13 Iranian underground missile bases struck by U.S., Israeli airstrikes.hl

In the heaviest blow yet to Iran’s “missile city” network, U.S. and Israeli warplanes have pounded 13 underground missile bases in a coordinated overnight barrage, defence sources say, aiming to gut the launch sites that have been firing rockets across the region for days.

Stealthy B‑2 bombers, U.S. Navy strike aircraft and Israeli F‑35s reportedly launched waves of precision bunker‑busting munitions at hardened shafts buried deep in Iran’s central and southern deserts. Satellite imagery reviewed by Western intelligence shows multiple access tunnels collapsed, scorched launch pads and secondary explosions as stored fuel and warheads detonated beneath the sand.

Washington and Jerusalem are hailing the operation as a “strategic decapitation” of Iran’s long‑range missile arm, claiming that command bunkers, underground rail systems and at least one suspected control hub for “missile shower” salvos were destroyed or severely damaged. Early assessments argue Iran’s ability to sustain large‑scale barrages has been “set back years.”

Tehran delivers a starkly different message. State media insists most missiles were moved before the strikes and vows that “dozens more undisclosed bases” remain ready to fire. Iranian commanders promise retaliation “far beyond symbolic,” raising the spectre of fresh missile volleys at U.S. bases, Israel and key Gulf energy hubs.

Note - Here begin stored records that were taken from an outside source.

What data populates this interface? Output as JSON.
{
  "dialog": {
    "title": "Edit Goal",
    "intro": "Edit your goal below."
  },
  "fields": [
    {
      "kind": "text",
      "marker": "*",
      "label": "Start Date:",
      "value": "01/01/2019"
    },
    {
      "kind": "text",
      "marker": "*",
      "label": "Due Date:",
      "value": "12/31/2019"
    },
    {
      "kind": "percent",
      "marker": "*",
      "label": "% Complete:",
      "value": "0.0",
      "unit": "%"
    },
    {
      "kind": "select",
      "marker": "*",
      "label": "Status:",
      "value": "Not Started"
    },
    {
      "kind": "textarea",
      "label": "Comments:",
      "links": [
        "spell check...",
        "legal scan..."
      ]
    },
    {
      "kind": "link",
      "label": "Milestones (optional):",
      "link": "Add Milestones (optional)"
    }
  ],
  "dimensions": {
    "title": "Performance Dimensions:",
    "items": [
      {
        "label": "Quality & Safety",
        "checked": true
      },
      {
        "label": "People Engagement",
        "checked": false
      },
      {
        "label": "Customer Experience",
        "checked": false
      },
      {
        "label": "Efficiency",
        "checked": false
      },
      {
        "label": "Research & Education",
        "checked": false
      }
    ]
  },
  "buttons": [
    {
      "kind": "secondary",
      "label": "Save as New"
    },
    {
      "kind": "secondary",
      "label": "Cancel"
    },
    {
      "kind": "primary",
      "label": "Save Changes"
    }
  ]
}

For ordinary Iranians and anxious neighbours, the stakes are brutal and immediate: shaking windows hundreds of kilometres from the blast zones, fuel prices already ticking higher, and a gnawing question spreading from bazaars to boardrooms — did this night of fire finally tame Iran’s missile threat, or just lock the Middle East into a cycle of escalation that no airstrike can end?